Il n’aura pas échappé à un lecteur de Derrida
que mon titre reprend, pour le modifier, celui du premier chapitre de De la
grammatologie, « La fin du livre et le commencement de l’écriture », qui
fut publié en 1967. Trente ans plus tard, en 1997, Derrida rédige
une introduction à une discussion avec Roger Chartier et Bernard Stiegler,
qui eut lieu à la Bibliothèque nationale de France. Elle est intitulée
« Le livre à venir », en hommage, entre autres, à Maurice Blanchot. Dans
ces deux textes, il est question du livre, mais pas exactement du même : il
suffit en effet de lire la première phrase de chacun d’eux, pour se rendre immédiatement
compte que les instruments conceptuels au moyen desquels Derrida le ou les
pense ont radicalement changé. Or ceci ne tient pas seulement à la transformation
de la pensée derridienne qui en trente ans serait enfin advenue à maturité, en se libérant
notamment du style encore un peu académique, en tout cas largement pris dans
les schèmes intellectuels des années 60, de De la grammatologie, mais
aussi sans doute, au brutal changement de rythme que connaît le monde à la fin
du XXème siècle. Le style de Derrida (quand je parle de style, j’en
parle dans le sens le plus commun qui soit), c’est tout du moins mon hypothèse,
accompagne une mutation présentée à la fois comme un temps de suspens,
« le temps et la place d’une minuscule virgule dans un texte infini »
(p. 31 PM), et un temps vertigineusement accéléré : « nous
pourrions parler d’une secondarisation de la seconde même (…) ce qui change
ainsi la face de tout sur la face du monde n’est qu’une petite fraction de
fraction de seconde… » (ibid.).
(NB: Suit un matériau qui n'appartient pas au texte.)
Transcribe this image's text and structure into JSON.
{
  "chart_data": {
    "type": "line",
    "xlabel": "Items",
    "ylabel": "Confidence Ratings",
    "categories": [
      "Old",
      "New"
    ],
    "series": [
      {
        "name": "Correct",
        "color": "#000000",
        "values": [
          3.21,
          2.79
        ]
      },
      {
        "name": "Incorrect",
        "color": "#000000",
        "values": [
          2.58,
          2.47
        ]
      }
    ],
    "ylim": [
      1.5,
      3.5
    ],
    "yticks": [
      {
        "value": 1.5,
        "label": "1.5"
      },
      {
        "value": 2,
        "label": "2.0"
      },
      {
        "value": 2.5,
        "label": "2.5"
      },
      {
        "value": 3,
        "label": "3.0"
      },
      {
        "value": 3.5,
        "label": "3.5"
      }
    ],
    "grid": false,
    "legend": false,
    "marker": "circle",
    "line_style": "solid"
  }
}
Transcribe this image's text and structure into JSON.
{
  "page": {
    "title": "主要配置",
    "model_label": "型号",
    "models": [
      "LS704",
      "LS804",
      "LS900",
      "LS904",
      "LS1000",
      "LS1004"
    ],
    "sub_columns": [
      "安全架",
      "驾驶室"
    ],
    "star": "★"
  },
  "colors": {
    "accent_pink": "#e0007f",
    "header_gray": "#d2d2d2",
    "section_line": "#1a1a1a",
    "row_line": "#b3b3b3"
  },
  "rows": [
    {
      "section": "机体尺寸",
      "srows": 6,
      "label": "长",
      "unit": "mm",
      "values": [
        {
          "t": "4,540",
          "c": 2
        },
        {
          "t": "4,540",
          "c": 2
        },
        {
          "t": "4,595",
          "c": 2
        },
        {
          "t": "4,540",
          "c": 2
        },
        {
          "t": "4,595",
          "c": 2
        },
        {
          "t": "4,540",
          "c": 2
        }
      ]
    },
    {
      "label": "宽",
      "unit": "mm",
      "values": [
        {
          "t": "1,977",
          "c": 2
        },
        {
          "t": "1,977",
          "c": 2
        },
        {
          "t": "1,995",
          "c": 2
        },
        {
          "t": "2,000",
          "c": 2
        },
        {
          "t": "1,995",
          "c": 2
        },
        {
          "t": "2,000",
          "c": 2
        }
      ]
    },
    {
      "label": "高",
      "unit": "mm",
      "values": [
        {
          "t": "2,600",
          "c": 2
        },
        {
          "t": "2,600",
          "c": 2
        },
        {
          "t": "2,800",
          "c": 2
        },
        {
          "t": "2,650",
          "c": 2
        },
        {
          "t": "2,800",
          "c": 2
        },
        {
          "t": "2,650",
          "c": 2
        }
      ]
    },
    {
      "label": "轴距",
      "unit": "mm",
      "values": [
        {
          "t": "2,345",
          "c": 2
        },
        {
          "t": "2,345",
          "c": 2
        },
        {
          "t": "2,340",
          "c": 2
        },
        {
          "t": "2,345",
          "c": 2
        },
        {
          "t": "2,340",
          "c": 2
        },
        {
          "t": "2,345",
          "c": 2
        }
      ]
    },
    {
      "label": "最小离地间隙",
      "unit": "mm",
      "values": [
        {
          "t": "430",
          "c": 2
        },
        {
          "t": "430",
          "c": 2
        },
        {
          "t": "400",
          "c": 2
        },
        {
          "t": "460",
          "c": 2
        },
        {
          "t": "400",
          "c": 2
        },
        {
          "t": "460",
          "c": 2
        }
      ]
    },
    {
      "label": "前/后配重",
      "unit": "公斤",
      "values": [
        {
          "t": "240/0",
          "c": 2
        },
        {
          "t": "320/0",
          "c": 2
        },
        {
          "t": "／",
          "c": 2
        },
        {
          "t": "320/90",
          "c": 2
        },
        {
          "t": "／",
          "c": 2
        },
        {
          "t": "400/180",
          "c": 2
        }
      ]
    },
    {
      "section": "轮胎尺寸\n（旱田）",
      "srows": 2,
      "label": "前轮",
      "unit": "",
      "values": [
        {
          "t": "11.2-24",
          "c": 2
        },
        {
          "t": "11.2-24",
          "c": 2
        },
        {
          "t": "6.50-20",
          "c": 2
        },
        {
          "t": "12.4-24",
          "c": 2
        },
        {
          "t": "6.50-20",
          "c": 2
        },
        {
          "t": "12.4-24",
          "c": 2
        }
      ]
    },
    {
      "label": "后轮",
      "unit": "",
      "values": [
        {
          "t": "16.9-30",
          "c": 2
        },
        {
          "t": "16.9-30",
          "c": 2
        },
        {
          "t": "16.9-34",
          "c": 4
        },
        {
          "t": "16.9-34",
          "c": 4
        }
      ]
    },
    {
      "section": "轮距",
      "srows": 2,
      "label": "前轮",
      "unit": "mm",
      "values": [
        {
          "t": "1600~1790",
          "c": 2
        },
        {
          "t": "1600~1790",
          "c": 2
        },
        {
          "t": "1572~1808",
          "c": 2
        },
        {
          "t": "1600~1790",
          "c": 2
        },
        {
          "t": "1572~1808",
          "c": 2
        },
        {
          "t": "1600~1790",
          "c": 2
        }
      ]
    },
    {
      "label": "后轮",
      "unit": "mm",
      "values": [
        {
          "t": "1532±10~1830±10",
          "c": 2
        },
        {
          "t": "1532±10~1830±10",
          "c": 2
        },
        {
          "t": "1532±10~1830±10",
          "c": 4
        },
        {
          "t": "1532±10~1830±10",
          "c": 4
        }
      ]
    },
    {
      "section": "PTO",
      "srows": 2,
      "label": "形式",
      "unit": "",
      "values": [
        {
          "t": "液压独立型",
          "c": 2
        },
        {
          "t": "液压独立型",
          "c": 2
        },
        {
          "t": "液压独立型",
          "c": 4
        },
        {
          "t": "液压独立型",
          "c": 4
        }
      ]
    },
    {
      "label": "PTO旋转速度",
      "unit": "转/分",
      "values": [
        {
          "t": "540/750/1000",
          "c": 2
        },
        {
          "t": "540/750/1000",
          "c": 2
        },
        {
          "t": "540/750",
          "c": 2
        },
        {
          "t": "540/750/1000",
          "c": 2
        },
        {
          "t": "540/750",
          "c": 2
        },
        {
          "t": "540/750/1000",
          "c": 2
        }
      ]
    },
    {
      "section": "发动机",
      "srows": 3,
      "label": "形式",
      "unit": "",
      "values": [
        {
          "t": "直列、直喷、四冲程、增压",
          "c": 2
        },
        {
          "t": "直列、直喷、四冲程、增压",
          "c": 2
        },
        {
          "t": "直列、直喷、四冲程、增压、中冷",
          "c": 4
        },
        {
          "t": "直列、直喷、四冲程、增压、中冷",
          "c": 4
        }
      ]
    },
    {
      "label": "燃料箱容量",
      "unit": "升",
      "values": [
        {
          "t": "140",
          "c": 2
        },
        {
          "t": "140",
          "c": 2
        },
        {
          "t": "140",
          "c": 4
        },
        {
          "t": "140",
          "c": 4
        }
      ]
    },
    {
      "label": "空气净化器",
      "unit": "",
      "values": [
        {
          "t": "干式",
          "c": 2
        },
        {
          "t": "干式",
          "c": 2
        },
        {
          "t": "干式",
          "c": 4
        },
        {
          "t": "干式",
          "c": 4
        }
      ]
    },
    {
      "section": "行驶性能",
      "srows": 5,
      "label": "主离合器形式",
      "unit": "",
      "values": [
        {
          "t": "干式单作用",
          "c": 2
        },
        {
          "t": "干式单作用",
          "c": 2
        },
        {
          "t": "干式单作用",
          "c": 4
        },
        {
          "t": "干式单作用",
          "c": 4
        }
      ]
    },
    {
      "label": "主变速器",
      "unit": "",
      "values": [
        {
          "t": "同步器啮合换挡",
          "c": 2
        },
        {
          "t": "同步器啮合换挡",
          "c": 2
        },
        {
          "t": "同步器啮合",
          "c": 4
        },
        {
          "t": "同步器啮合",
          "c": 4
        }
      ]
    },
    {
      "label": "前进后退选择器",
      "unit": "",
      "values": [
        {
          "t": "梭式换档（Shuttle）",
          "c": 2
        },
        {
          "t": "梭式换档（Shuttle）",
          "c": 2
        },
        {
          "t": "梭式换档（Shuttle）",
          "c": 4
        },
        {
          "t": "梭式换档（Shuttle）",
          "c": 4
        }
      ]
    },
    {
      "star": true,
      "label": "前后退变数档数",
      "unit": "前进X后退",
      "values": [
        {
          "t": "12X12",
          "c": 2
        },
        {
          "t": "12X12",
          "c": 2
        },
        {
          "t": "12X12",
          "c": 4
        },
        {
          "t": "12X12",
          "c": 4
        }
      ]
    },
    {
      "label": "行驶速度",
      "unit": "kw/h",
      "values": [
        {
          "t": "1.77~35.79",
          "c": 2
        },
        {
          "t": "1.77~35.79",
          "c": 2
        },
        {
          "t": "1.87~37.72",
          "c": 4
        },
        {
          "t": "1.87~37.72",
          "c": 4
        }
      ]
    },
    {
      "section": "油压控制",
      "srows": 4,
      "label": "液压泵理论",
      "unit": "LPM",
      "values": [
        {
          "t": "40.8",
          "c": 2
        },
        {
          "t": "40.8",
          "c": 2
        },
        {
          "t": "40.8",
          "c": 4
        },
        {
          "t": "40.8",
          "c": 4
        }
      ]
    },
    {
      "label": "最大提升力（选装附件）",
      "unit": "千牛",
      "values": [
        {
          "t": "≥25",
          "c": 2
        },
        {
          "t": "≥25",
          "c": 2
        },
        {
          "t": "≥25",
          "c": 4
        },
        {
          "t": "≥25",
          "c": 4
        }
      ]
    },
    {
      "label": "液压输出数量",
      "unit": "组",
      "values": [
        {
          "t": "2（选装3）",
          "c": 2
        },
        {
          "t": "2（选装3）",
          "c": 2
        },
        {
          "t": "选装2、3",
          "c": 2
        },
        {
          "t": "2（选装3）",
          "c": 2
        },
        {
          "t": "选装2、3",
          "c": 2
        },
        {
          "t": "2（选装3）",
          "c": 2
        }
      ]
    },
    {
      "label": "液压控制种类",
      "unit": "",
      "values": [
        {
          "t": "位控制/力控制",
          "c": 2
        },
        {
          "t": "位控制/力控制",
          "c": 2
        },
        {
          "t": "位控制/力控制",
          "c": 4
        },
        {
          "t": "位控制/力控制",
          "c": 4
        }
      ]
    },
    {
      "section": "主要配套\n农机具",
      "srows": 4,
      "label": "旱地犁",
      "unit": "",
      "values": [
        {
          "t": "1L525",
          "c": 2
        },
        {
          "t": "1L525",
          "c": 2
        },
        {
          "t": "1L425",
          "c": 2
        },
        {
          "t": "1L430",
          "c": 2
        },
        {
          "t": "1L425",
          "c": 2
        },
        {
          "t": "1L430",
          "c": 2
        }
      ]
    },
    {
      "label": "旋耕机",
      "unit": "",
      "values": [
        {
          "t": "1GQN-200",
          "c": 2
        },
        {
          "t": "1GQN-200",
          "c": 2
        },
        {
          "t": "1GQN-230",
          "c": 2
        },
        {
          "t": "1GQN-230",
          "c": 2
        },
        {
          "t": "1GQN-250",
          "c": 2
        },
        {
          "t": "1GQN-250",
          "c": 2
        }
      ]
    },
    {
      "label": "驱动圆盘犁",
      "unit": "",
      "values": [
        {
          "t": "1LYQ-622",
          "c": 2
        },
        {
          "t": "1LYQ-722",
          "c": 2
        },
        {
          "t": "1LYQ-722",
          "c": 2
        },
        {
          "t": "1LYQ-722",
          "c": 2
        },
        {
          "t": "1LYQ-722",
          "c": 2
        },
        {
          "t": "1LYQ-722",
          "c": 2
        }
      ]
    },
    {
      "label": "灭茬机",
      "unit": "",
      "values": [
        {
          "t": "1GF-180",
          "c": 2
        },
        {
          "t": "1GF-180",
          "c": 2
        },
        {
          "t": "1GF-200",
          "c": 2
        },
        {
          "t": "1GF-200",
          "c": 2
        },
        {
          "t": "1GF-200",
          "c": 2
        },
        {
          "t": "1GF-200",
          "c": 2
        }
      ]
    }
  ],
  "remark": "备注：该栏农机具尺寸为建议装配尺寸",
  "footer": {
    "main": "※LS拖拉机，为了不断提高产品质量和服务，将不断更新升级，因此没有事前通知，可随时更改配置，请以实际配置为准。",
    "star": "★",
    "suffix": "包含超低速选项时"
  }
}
Le livre, ou plus exactement le
problème livre, incarnerait donc ce brusque changement de rythme ou cette
brusque suspension du temps, autour desquels tournent sans doute tout « Le
livre à venir ». Qu’est-il donc arrivé au livre en trente ans ? C’est en
commençant par faire une lecture croisée de De la grammatologie et du
premier texte de Papier Machine, que je tenterai de formuler une réponse
et de repenser ce que j’ai appelé, en parodiant le titre du premier chapitre de
De la grammatologie, « la fin et le commencement du livre ».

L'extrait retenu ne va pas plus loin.